“The King is in the field.”
A Chabad Chasidic tradition, from its founder Rabbi Schneur Zalman of Liadi, teaches us that in the days leading up to Rosh Hashanah G-d “comes out” like a king strolling the fields where He is approachable to anyone who reaches out to Him. This year in particular, many of us are eager for an opportunity to bend the Divine ear.
And come Rosh Hashanah, I imagine the heavens will swell with the prayers of a nation in pain.
Our hearts ache for the orphans in Israel who will be going to shul without their fathers, for the young mothers left to raise their children without their husbands. For them we call out to “the father of orphans, the champion of widows”: Our Father, our King, have pity on us, our children and our infants.

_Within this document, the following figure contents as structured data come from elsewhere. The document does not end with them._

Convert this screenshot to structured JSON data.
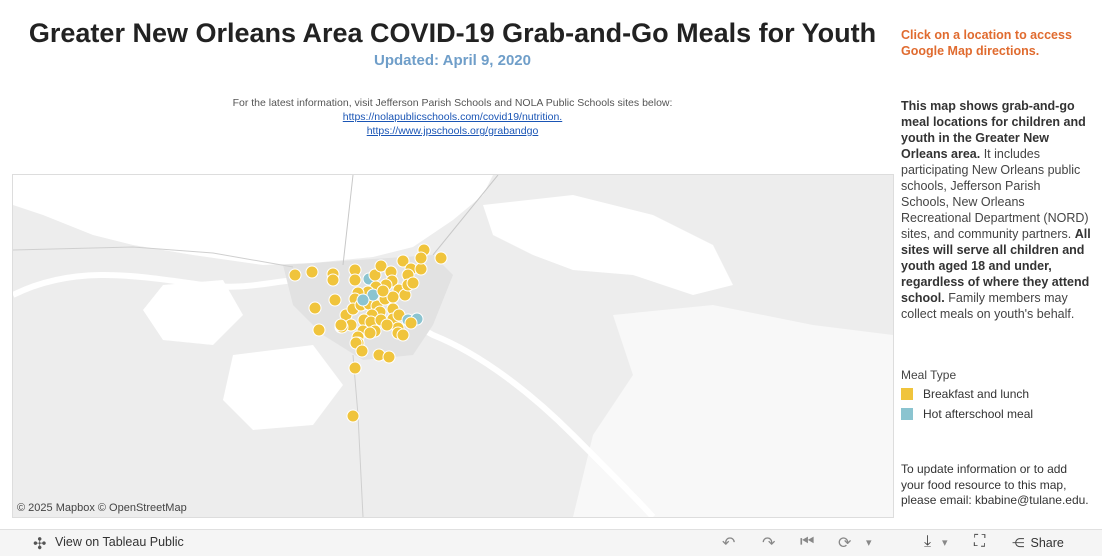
{
  "header": {
    "title": "Greater New Orleans Area COVID-19 Grab-and-Go Meals for Youth",
    "subtitle": "Updated: April 9, 2020"
  },
  "info": {
    "line": "For the latest information, visit Jefferson Parish Schools and NOLA Public Schools sites below:",
    "link1": "https://nolapublicschools.com/covid19/nutrition.",
    "link2": "https://www.jpschools.org/grabandgo"
  },
  "map": {
    "attribution": "© 2025 Mapbox  © OpenStreetMap"
  },
  "sidebar": {
    "hint": "Click on a location to access Google Map directions.",
    "desc_bold1": "This map shows grab-and-go meal locations for children and youth in the Greater New Orleans area.",
    "desc_plain1": " It includes participating New Orleans public schools, Jefferson Parish Schools, New Orleans Recreational Department (NORD) sites, and community partners. ",
    "desc_bold2": "All sites will serve all children and youth aged 18 and under, regardless of where they attend school.",
    "desc_plain2": " Family members may collect meals on youth's behalf.",
    "legend_title": "Meal Type",
    "legend": [
      {
        "label": "Breakfast and lunch",
        "color": "#f0c43c"
      },
      {
        "label": "Hot afterschool meal",
        "color": "#8bc4d0"
      }
    ],
    "update": "To update information or to add your food resource to this map, please email: kbabine@tulane.edu."
  },
  "footer": {
    "view_label": "View on Tableau Public",
    "share_label": "Share"
  }
}
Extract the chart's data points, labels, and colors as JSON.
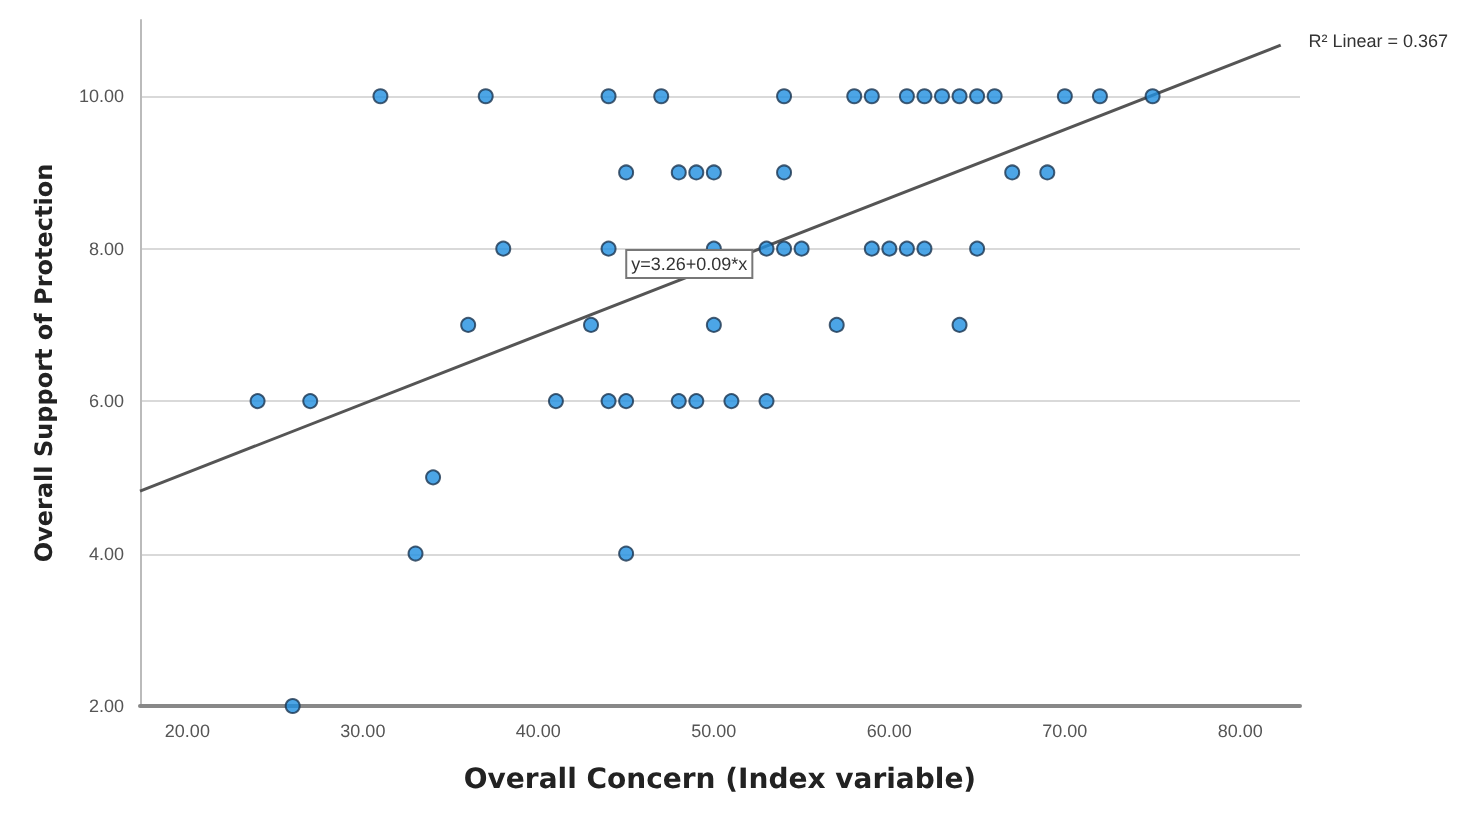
{
  "chart_data": {
    "type": "scatter",
    "xlabel": "Overall Concern (Index variable)",
    "ylabel": "Overall Support of Protection",
    "xlim": [
      17.3,
      83.4
    ],
    "ylim": [
      2,
      11
    ],
    "xticks": [
      {
        "value": 20,
        "label": "20.00"
      },
      {
        "value": 30,
        "label": "30.00"
      },
      {
        "value": 40,
        "label": "40.00"
      },
      {
        "value": 50,
        "label": "50.00"
      },
      {
        "value": 60,
        "label": "60.00"
      },
      {
        "value": 70,
        "label": "70.00"
      },
      {
        "value": 80,
        "label": "80.00"
      }
    ],
    "yticks": [
      {
        "value": 2,
        "label": "2.00"
      },
      {
        "value": 4,
        "label": "4.00"
      },
      {
        "value": 6,
        "label": "6.00"
      },
      {
        "value": 8,
        "label": "8.00"
      },
      {
        "value": 10,
        "label": "10.00"
      }
    ],
    "grid": "y",
    "series": [
      {
        "color": "#1f8fe0",
        "marker": "circle",
        "x": [
          31,
          37,
          44,
          47,
          54,
          58,
          59,
          61,
          62,
          63,
          64,
          65,
          66,
          70,
          72,
          75,
          45,
          48,
          49,
          50,
          54,
          67,
          69,
          38,
          44,
          50,
          53,
          54,
          55,
          59,
          60,
          61,
          62,
          65,
          36,
          43,
          50,
          57,
          64,
          24,
          27,
          41,
          44,
          45,
          48,
          49,
          51,
          53,
          34,
          33,
          45,
          26
        ],
        "values": [
          10,
          10,
          10,
          10,
          10,
          10,
          10,
          10,
          10,
          10,
          10,
          10,
          10,
          10,
          10,
          10,
          9,
          9,
          9,
          9,
          9,
          9,
          9,
          8,
          8,
          8,
          8,
          8,
          8,
          8,
          8,
          8,
          8,
          8,
          7,
          7,
          7,
          7,
          7,
          6,
          6,
          6,
          6,
          6,
          6,
          6,
          6,
          6,
          5,
          4,
          4,
          2
        ]
      },
      {
        "type": "line",
        "color": "#555555",
        "marker": "none",
        "line_style": "solid",
        "x": [
          17.3,
          82.3
        ],
        "values": [
          4.82,
          10.67
        ]
      }
    ],
    "annotations": [
      {
        "text": "y=3.26+0.09*x",
        "x": 48.6,
        "y": 7.8
      },
      "R² Linear = 0.367"
    ]
  }
}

We cry with the parents mourning their sons and daughters. For them, for whom the honey-dipped apple will be more bitter than sweet, we plead: Our Father, our King, avenge before our eyes the spilt blood of your servants.
And for the hostages taken, forsaken, we call out to the One who redeems from death and ransoms from hell.

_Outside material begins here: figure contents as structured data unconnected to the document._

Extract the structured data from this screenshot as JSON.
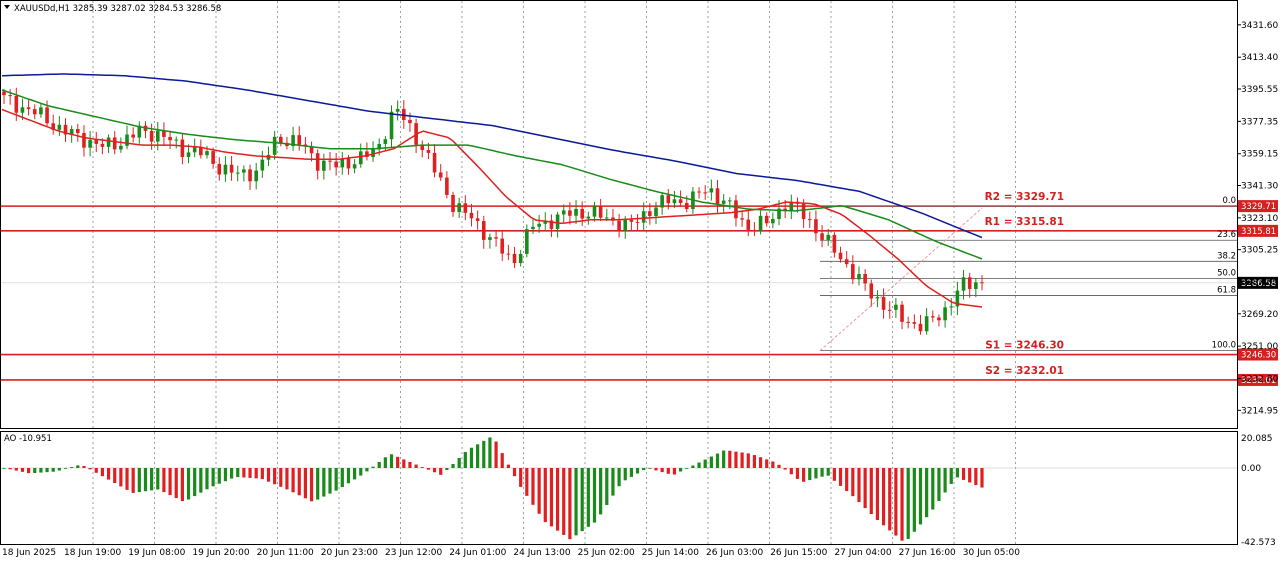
{
  "header": {
    "symbol_info": "XAUUSDd,H1  3285.39 3287.02 3284.53 3286.58",
    "collapse_icon": "triangle-down-icon"
  },
  "indicator": {
    "label": "AO -10.951"
  },
  "colors": {
    "bull": "#1a8a1a",
    "bear": "#e02020",
    "ma_fast": "#e02020",
    "ma_mid": "#1a8a1a",
    "ma_slow": "#0a1a99",
    "level_line": "#d42020",
    "fib_line": "#555555",
    "trend_line": "#e89a9a"
  },
  "chart_data": [
    {
      "type": "candlestick",
      "symbol": "XAUUSDd",
      "timeframe": "H1",
      "ohlc_current": {
        "open": 3285.39,
        "high": 3287.02,
        "low": 3284.53,
        "close": 3286.58
      },
      "ylim": [
        3205,
        3445
      ],
      "y_ticks": [
        "3431.60",
        "3413.40",
        "3395.55",
        "3377.35",
        "3359.15",
        "3341.30",
        "3323.10",
        "3305.25",
        "3287.05",
        "3269.20",
        "3251.00",
        "3232.80",
        "3214.95"
      ],
      "x_ticks": [
        "18 Jun 2025",
        "18 Jun 19:00",
        "19 Jun 08:00",
        "19 Jun 20:00",
        "20 Jun 11:00",
        "20 Jun 23:00",
        "23 Jun 12:00",
        "24 Jun 01:00",
        "24 Jun 13:00",
        "25 Jun 02:00",
        "25 Jun 14:00",
        "26 Jun 03:00",
        "26 Jun 15:00",
        "27 Jun 04:00",
        "27 Jun 16:00",
        "30 Jun 05:00"
      ],
      "current_price": "3286.58",
      "horizontal_levels": [
        {
          "name": "R2",
          "value": 3329.71,
          "label": "R2 = 3329.71",
          "tag": "3329.71"
        },
        {
          "name": "R1",
          "value": 3315.81,
          "label": "R1 = 3315.81",
          "tag": "3315.81"
        },
        {
          "name": "S1",
          "value": 3246.3,
          "label": "S1 = 3246.30",
          "tag": "3246.30"
        },
        {
          "name": "S2",
          "value": 3232.01,
          "label": "S2 = 3232.01",
          "tag": "3232.01"
        }
      ],
      "fibonacci": {
        "high": 3329.71,
        "low": 3248.5,
        "levels": [
          {
            "ratio": 0.0,
            "label": "0.0"
          },
          {
            "ratio": 0.236,
            "label": "23.6"
          },
          {
            "ratio": 0.382,
            "label": "38.2"
          },
          {
            "ratio": 0.5,
            "label": "50.0"
          },
          {
            "ratio": 0.618,
            "label": "61.8"
          },
          {
            "ratio": 1.0,
            "label": "100.0"
          }
        ]
      },
      "price_anchors": [
        3390,
        3385,
        3380,
        3372,
        3368,
        3363,
        3366,
        3372,
        3370,
        3362,
        3360,
        3352,
        3347,
        3350,
        3368,
        3366,
        3355,
        3352,
        3356,
        3360,
        3385,
        3370,
        3350,
        3330,
        3322,
        3310,
        3298,
        3318,
        3322,
        3326,
        3326,
        3322,
        3318,
        3328,
        3333,
        3332,
        3340,
        3330,
        3318,
        3320,
        3332,
        3324,
        3310,
        3298,
        3284,
        3274,
        3266,
        3262,
        3270,
        3285,
        3288
      ],
      "moving_averages": [
        {
          "color_key": "ma_fast",
          "anchors": [
            3384,
            3378,
            3372,
            3368,
            3366,
            3364,
            3364,
            3363,
            3360,
            3358,
            3357,
            3356,
            3356,
            3358,
            3362,
            3372,
            3368,
            3352,
            3335,
            3322,
            3320,
            3322,
            3322,
            3323,
            3324,
            3325,
            3326,
            3328,
            3332,
            3331,
            3325,
            3313,
            3300,
            3285,
            3275,
            3273
          ]
        },
        {
          "color_key": "ma_mid",
          "anchors": [
            3395,
            3386,
            3380,
            3374,
            3370,
            3367,
            3365,
            3362,
            3362,
            3364,
            3364,
            3358,
            3353,
            3345,
            3338,
            3332,
            3328,
            3327,
            3330,
            3322,
            3310,
            3300
          ]
        },
        {
          "color_key": "ma_slow",
          "anchors": [
            3403,
            3404,
            3403,
            3400,
            3395,
            3389,
            3383,
            3379,
            3375,
            3368,
            3361,
            3355,
            3348,
            3344,
            3338,
            3326,
            3312
          ]
        }
      ]
    },
    {
      "type": "bar",
      "indicator": "Awesome Oscillator",
      "label": "AO -10.951",
      "current_value": -10.951,
      "ylim": [
        -42.573,
        20.085
      ],
      "y_ticks": [
        "20.085",
        "0.00",
        "-42.573"
      ],
      "anchors": [
        0,
        -3,
        -2,
        2,
        -6,
        -14,
        -12,
        -19,
        -11,
        -5,
        -6,
        -12,
        -19,
        -12,
        -3,
        8,
        2,
        -4,
        10,
        18,
        -9,
        -30,
        -40,
        -30,
        -8,
        0,
        -4,
        3,
        10,
        8,
        3,
        -8,
        -4,
        -16,
        -30,
        -42,
        -25,
        -5,
        -10.951
      ]
    }
  ]
}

I think of the heroes who shielded their friends with their own bodies, jumping into the line of fire or into devouring flames to save their brothers and sisters. What greater act of kindness is there?
Do you, dear G-d, not call these people kedoshim, “holy ones”?
For them we pray, Our Father, our King, act for the sake of those who went through fire and water to sanctify your name.
Our Father, our King, write us in the book of merit, we demand. Because though dispersed to the far corners of the earth, the children of Israel transcended every divide in a resounding, collective response to the attack against our people in the Land of Israel.
Dear G-d.
Your children demonstrated that no Jew is an island, but that every Jew is a world. You saw as the pain of every loss cut deeply across the Jewish world. You saw the joy with which we celebrated each turn of kindness You showed.
You saw Am Yisrael unite in strength with defiant love and holy unity.
What greater merit, dear G-d, can you ask for?
The King is in the field. Our Father, our King, may this moment be a moment of compassion and a time of favor before You.
May each of you dear readers be inscribed and blessed for a good year. K’tivah v’chatimah tovah, l’shanah tovah u’metukah.